CDD Praises EU Action on Google Privacy: Time for US companies to stop stealing other peoples' data
Global consumers, including in the U.S., should be grateful that a joint legal action by 6 European privacy regulators against Google seeks to protect their privacy. France, United Kingdom, Italy, Netherlands, Germany and Spain are the Data Protection authorities involved.
The EU sets the global standard for protecting privacy, defining the rights of the public to determine how their information can be collected and used. EU data regulators have been willing to say--long before the U.S.--that the myriad of methods used to collect personal information on individuals include cookies and other so-called persistent identifiers, for example. European views on privacy has been formed after the bitter experience of people suffering through totalitarian regimes--including the use of surveillance technologies.
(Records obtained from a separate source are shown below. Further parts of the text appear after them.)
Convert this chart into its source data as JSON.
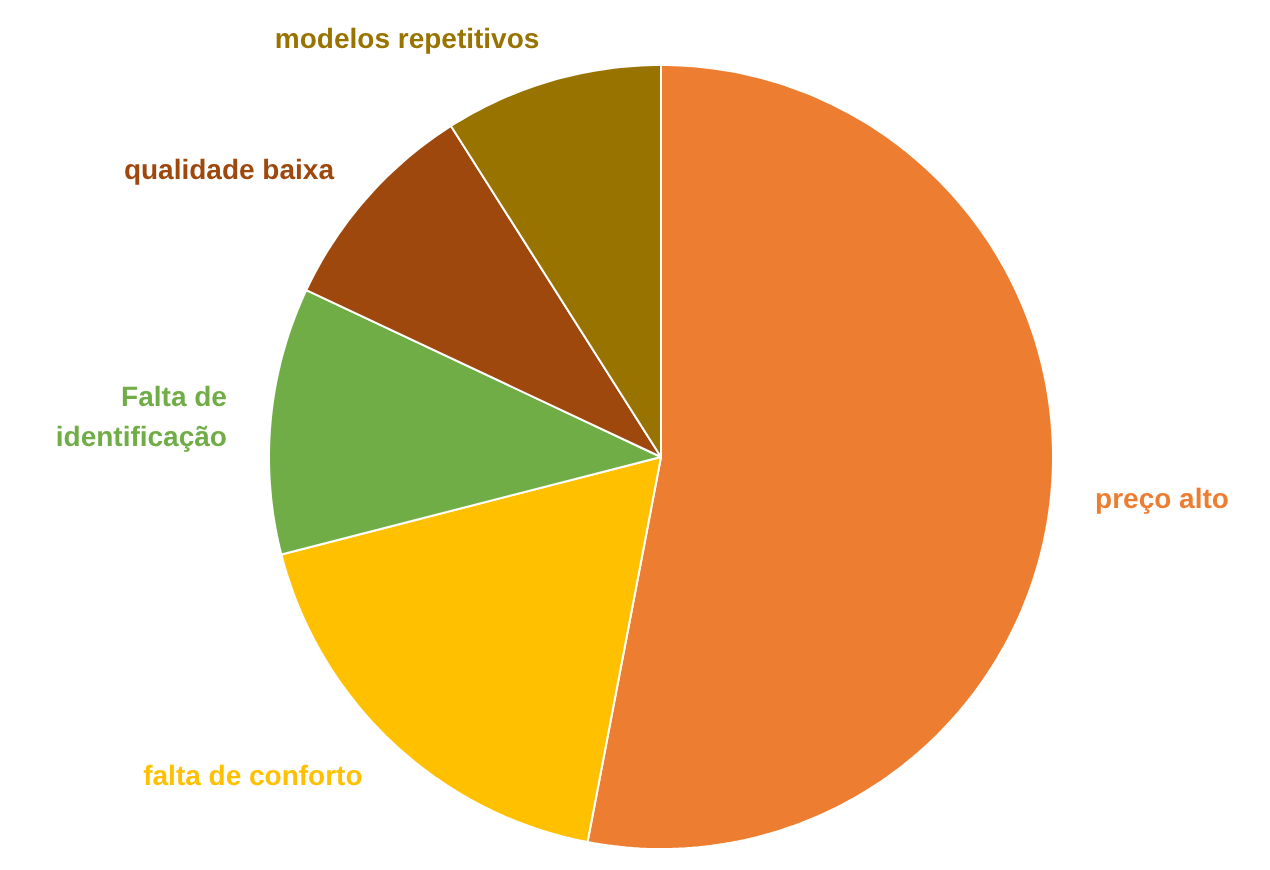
{
  "chart_data": {
    "type": "pie",
    "categories": [
      "preço alto",
      "falta de conforto",
      "Falta de\nidentificação",
      "qualidade baixa",
      "modelos repetitivos"
    ],
    "values": [
      53,
      18,
      11,
      9,
      9
    ],
    "colors": [
      "#ed7d31",
      "#ffc000",
      "#70ad47",
      "#9e480e",
      "#997300"
    ]
  }
}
The announced new legal effort will help address Google's 2012 decision to change its privacy policy so it could better harvest and analyze the data it holds on users.
The U.S. continues to be a laggard on privacy. Perhaps that's because one of America's few growth industries is stealing other peoples' data (Facebook, Google, Yahoo, etc). The success of the U.S.-led online marketing industry helping collect data on consumers throughout the world is a major reason why the Obama Administration and U.S. companies are lobbying to weaken the proposed new EU Data Protection law. Imagine the audacity of the EU. No profiling of a individual without consent. Yet that provision is one major reason why Google, Facebook and others are working to weaken--or kill--the proposed law.
Google, like others, is expanding cross-platform tracking (and just made an announcement for a product helping others do so). The new EU action promises to bring Google and others out of the digital shadows, so the public better understands how databrokers operate in the digital era.